For Ashley, the Director of Observability at a multi-national electronics manufacturer, a lack of buy-in and understanding about observability within her organization is threatening to derail the organization’s observability initiative. Her company recently adopted a modern observability tool after moving from monolithic enterprise applications running on virtual machines to distributed, containerized microservices with independent release cycles. The company’s goal in adopting cloud native observability was to ensure application stability and positive customer experiences. However, the company’s lack of consensus around observability has left engineers, and ultimately customers, worse off than before.
Ashley is a fictional character in a made up vignette meant to illustrate how a culture of observability, or lack thereof, can make or break a company’s success. What’s happening in Ashley’s world is actually happening in organizations, worldwide, every day. When observability culture is dysfunctional, product launches are bumpy, or even fail — this is because key systems go unnoticed and visibility is limited.
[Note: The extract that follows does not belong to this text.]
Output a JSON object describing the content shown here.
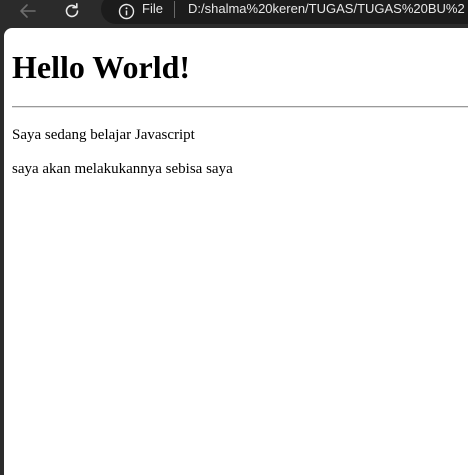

The need for comprehensive instrumentation across the board is obvious: Rather than spending time innovating and finding new ways to make customers happy, teams of engineers are focused on troubleshooting issues.
This post uses a real world example of a Sev1 incident at Ashley’s organization to give you an idea of how bad life gets when an observability tool isn’t being used to its greatest effect, and how a culture of observability can help. After building out a hellscape vignette in which a difficult-to-resolve incident threatens to delay a major product launch, I walk you through:
- How organizations can build a culture of observability,
- The importance of stakeholder engagement
- and actionable steps to ensure observability becomes a foundational element of your development process
I also sprinkle in some insights along the way from Bill Hineline who has seen a thing or two during his x years as Director of Enterprise Observability at United Airlines. Bill is currently Field CTO at Chronosphere.
Now let’s check in on Ashley…
After snarfing down a quick lunch (or is it dinner now?) Ashley rejoins the Incident Response Zoom call to check in with the team. As the Director of Observability, Ashley has a big stake in having this incident resolved quickly. The product launch is supposed to happen in two days, but this current bug has broken a key part of the revenue flow through the application.
The discussion on the call revolves around a lack of visibility into a couple of key microservices — ShoppingCart and CheckOut.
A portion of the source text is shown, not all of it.